Bob specifies that the apples must not have been sprayed or picked up off the ground (his cider is certified organic and he does not want to risk contaminating his press). He also requires a minimum of at least five bushels of apples.
Gathering enough apples for the pressing is one of my favorite parts of the process. For weeks before my appointed time on Bob’s press, I drive around with empty bushel baskets in my car, looking for apple trees whose fruit has not been harvested. This also allows me to come up with a blend of different varieties.
I always get some from my mother’s backyard- she has a nice old red delicious. Sometimes I get some from my doctor who has a Wolf River tree outside his office — really big apples with a fairly bland taste. This year I found some pears in the backyard of a house near my office — they taste great in cider.
This year we had help from our neighbors, the Cranes. Jon Crane is just as much of a scavanger as me. He found some Tolman Sweets, a very sweet green apple, Northern Spies (tart and crisp), and Macouns (sweet and crisp). We added these to my Cortlands, Empires, a few Golden Delicous and some UFOs from a friend’s orchard for a total of seven bushels and headed up to Bob’s place on the edge of a mountain. It’s a glorious place to be on a fall afternoon. You can stand in the doorway of his pressing shed and and see the ocean in the distance.

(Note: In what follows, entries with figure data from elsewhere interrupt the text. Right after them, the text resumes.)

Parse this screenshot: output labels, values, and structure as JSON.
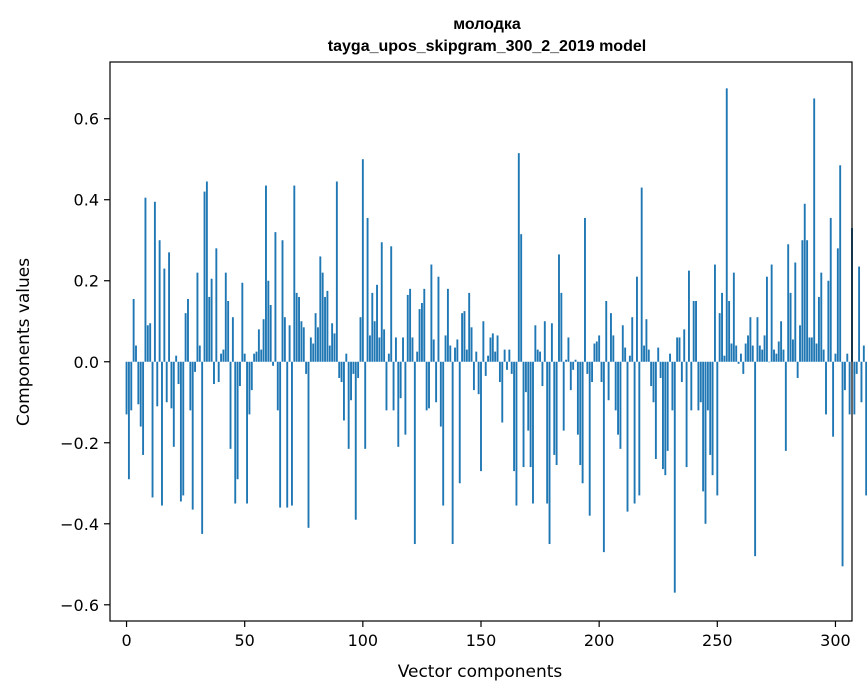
{
  "chart_data": {
    "type": "bar",
    "title": "молодка",
    "subtitle": "tayga_upos_skipgram_300_2_2019 model",
    "xlabel": "Vector components",
    "ylabel": "Components values",
    "xlim": [
      -7,
      307
    ],
    "ylim": [
      -0.64,
      0.74
    ],
    "xticks": [
      0,
      50,
      100,
      150,
      200,
      250,
      300
    ],
    "yticks": [
      -0.6,
      -0.4,
      -0.2,
      0.0,
      0.2,
      0.4,
      0.6
    ],
    "ytick_labels": [
      "−0.6",
      "−0.4",
      "−0.2",
      "0.0",
      "0.2",
      "0.4",
      "0.6"
    ],
    "color": "#1f77b4",
    "grid": false,
    "legend": "none",
    "x_start": 0,
    "values": [
      -0.13,
      -0.29,
      -0.12,
      0.155,
      0.04,
      -0.105,
      -0.16,
      -0.23,
      0.405,
      0.09,
      0.095,
      -0.335,
      0.395,
      -0.11,
      0.3,
      -0.355,
      0.23,
      -0.1,
      0.27,
      -0.115,
      -0.21,
      0.015,
      -0.055,
      -0.345,
      -0.33,
      0.12,
      0.155,
      -0.12,
      -0.365,
      -0.025,
      0.22,
      0.04,
      -0.425,
      0.42,
      0.445,
      0.16,
      0.205,
      -0.055,
      0.28,
      -0.05,
      0.02,
      0.03,
      0.22,
      0.15,
      -0.215,
      0.11,
      -0.35,
      -0.29,
      -0.06,
      0.195,
      0.02,
      -0.35,
      -0.13,
      -0.07,
      0.02,
      0.025,
      0.08,
      0.03,
      0.105,
      0.435,
      0.2,
      0.14,
      -0.01,
      0.32,
      -0.12,
      -0.36,
      0.3,
      0.11,
      -0.36,
      0.09,
      -0.355,
      0.435,
      0.17,
      0.16,
      0.1,
      0.085,
      -0.03,
      -0.41,
      0.06,
      0.045,
      0.12,
      0.085,
      0.26,
      0.22,
      0.16,
      0.175,
      0.04,
      0.095,
      0.07,
      0.445,
      -0.04,
      -0.05,
      -0.145,
      0.02,
      -0.215,
      -0.095,
      -0.03,
      -0.39,
      -0.04,
      0.11,
      0.5,
      -0.215,
      0.355,
      0.065,
      0.17,
      0.1,
      0.19,
      0.06,
      0.295,
      0.08,
      -0.12,
      0.02,
      0.285,
      -0.12,
      0.06,
      -0.21,
      -0.09,
      0.06,
      -0.18,
      0.165,
      0.18,
      0.06,
      -0.45,
      0.025,
      0.13,
      0.145,
      0.18,
      -0.12,
      -0.115,
      0.24,
      0.055,
      -0.1,
      0.21,
      -0.16,
      -0.355,
      0.065,
      0.18,
      0.04,
      -0.45,
      0.035,
      0.055,
      -0.3,
      0.12,
      0.125,
      0.03,
      0.17,
      0.085,
      -0.07,
      0.025,
      -0.08,
      -0.27,
      0.1,
      -0.035,
      0.015,
      0.06,
      0.07,
      0.025,
      0.065,
      -0.05,
      -0.15,
      0.03,
      -0.02,
      0.03,
      -0.03,
      -0.27,
      -0.355,
      0.515,
      0.315,
      -0.26,
      -0.075,
      -0.17,
      -0.26,
      -0.35,
      0.09,
      0.03,
      0.025,
      -0.06,
      0.1,
      -0.35,
      -0.45,
      0.095,
      -0.23,
      -0.255,
      0.265,
      0.17,
      -0.17,
      0.005,
      0.06,
      -0.07,
      -0.02,
      0.005,
      -0.18,
      -0.255,
      -0.3,
      0.355,
      -0.03,
      -0.38,
      -0.05,
      0.045,
      0.05,
      0.065,
      -0.05,
      -0.47,
      0.15,
      -0.095,
      0.12,
      0.065,
      -0.12,
      -0.18,
      -0.215,
      0.09,
      0.035,
      -0.37,
      0.015,
      0.11,
      -0.35,
      0.21,
      -0.33,
      0.43,
      0.04,
      0.105,
      0.03,
      -0.06,
      -0.1,
      -0.24,
      0.035,
      -0.04,
      -0.265,
      -0.28,
      -0.22,
      0.02,
      -0.12,
      -0.57,
      0.06,
      0.06,
      -0.05,
      0.08,
      -0.26,
      0.225,
      -0.12,
      0.15,
      0.15,
      -0.12,
      -0.1,
      -0.32,
      -0.4,
      -0.12,
      -0.23,
      -0.28,
      0.24,
      -0.33,
      0.12,
      0.17,
      0.015,
      0.675,
      0.15,
      0.045,
      0.22,
      0.04,
      -0.005,
      0.02,
      -0.03,
      0.045,
      0.065,
      0.11,
      0.04,
      -0.48,
      0.11,
      0.04,
      0.03,
      0.065,
      0.21,
      0.0,
      0.24,
      0.03,
      0.02,
      0.05,
      0.1,
      0.03,
      -0.22,
      0.29,
      0.17,
      0.055,
      0.245,
      -0.04,
      0.09,
      0.3,
      0.39,
      0.3,
      0.06,
      0.06,
      0.65,
      0.045,
      0.16,
      0.22,
      0.03,
      -0.13,
      0.2,
      0.355,
      -0.185,
      0.02,
      0.28,
      0.485,
      -0.505,
      -0.07,
      0.02,
      -0.13,
      0.33,
      -0.13,
      -0.03,
      0.235,
      -0.1,
      0.04,
      -0.33
    ]
  }
}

Bob has an old press he bought second hand. We poured the apples into a hopper where they are hosed down. They are carried up into a grinder and the mush comes out of a fat hose. Bob lines each tray with a heavy cloth, fills it with the mush, wraps it up and piles another tray on tap. When he has a stack of enough trays, he puts them under the press where powerful hydraulics extract every bit of juice, leaving behind only a thin mat of skin and seeds — all the pressings from our apples fit into one big rubber bucket, which I brought home and put in my compost bin. Of course the whole time during this process, juice drips down the sides and into the big vat underneath. The fruity smell of apples is intoxicating.
Eventually when our load has been pressed, Bob bottles it in plastic jugs. Always important is the taste test. Delicious. Sweet, but not to sweet and a nice backbeat.
Our seven or so bushels make 28 gallons of cider and it only took about 45 minutes. We will freeze most of it to drink over the winter. Each time I drink some I will remember this lovely fall day, the apples, and the neighbors who made it all possible.